Shri Narayanan, left, supervises Ph.D. student Eric Bresch, who is preparing a subject for MRI imaging.
How does your tongue move exactly when you utter a simple “hello”? Does the tip move faster than the base or vice versa? Does the movement vary if you’re not a native English speaker? If you’re angry, sad or ebullient? Would it move differently if you had suffered a stroke or had any other form of cerebral damage?
These are some of the questions that Shrikanth Narayanan, director of the USC Viterbi School’s Signal Analysis and Interpretation Laboratory, is trying to answer.
In search of responses, Narayanan and a multidisciplinary team of researchers have, for the past several years, refined the use of real-time magnetic resonance imaging, that allows them to go where no researchers have gone before, thanks to funding from the National Institutes of Health.
“It’s very hard to look inside the body to see speech articulation; it’s a very hostile environment,” said linguistics professor Dani Byrd, a member of the research team looking into the mysteries of speech production. “It’s dark, it’s wet, it’s somewhat salty, things move very, very fast, they whack into other things, so a fast-moving tongue can hit up against the palate with quite a lot of force or our two lips can come together with quite a lot of force, and almost none of these events are externally visible.
“With this technology we can see what were the events that took place in the human body which shaped the vocal fold vibration , in a way that created the speech output,” Byrd said. “We can see the events that cause the speech waveform to have the properties that we see now.”
To peek into the human vocal tract, Narayanan and his team have developed software and hardware that allow them to record body movements when subjects are inside an MRI machine reading a series of prepared sentences aloud or while talking to someone outside the scanner.

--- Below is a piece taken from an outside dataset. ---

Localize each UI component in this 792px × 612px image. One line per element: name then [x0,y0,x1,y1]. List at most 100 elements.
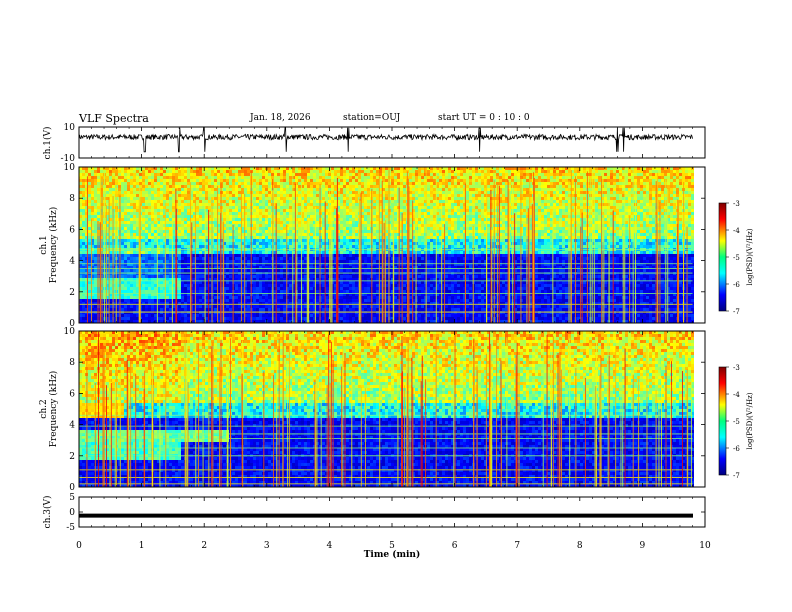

During a recent scanning session at the USC Imaging Science Center, a German speaker read out loud a series of statements, first in his native language and then in English. Outside, Narayanan and Ph.D. student Yoon-Chul Kim monitored the movement of the subjects’ vocal tract, which could be seen in real time on a computer monitor.
On a tiny square of the monitor, the movement of the tongue, the lips and the velum can be seen just as the volunteer inside the MRI machine spoke. Ph.D. student Eric Bresch tracked the sound, making sure the loud thumping of the scanner did not clutter the sentences being uttered by the subject.
“It’s a major accomplishment technically,” Bresch said, referring to the contraption he had put together to capture the vocal utterances and diminish the acoustic noise of the MRI.
The USC team is the first in the nation to use this technology for linguistic research, and even though it has its drawbacks, its use has proven far superior to other tools.
“One of the powerful aspects of our approach is that MRI provides a full picture of the position of soft tissue while speech sounds are being produced,” said Krishna Nayak, assistant professor in the Ming Hsieh Department of Electrical Engineering and a member of the research team. “Compare this with one of the pre-existing modalities to study real-time speech, ultrasound, which only lets you see the tongue. To really understand the shaping of the vocal tract, you need to see both sides. In fact, you need to see all three dimensions.”
Linguists also have used electro-magnetometry, a method that yields high temporal resolution by tracking a few sensors placed on key speech articulators, though it has the potential not only to produce distorted results – since the sensors are placed on the tongue – but provides only a partial view of the front part of the vocal tract.
“That’s why real-time MRI is such a powerful technique,” Nayak said.
Real-time MRI in its present form does have limitations. First, the volunteers have to be lying down supine when the pictures are being taken, an unnatural position for day-to-day communication. Second, the imaging still doesn’t have the spatial and temporal resolution that the researchers would like.
“We’d like to image even faster than we do right now because there are certain sounds that require very rapid motion of the tongue tip and of the lips , the human vocal tract is very amazing,” Nayak said.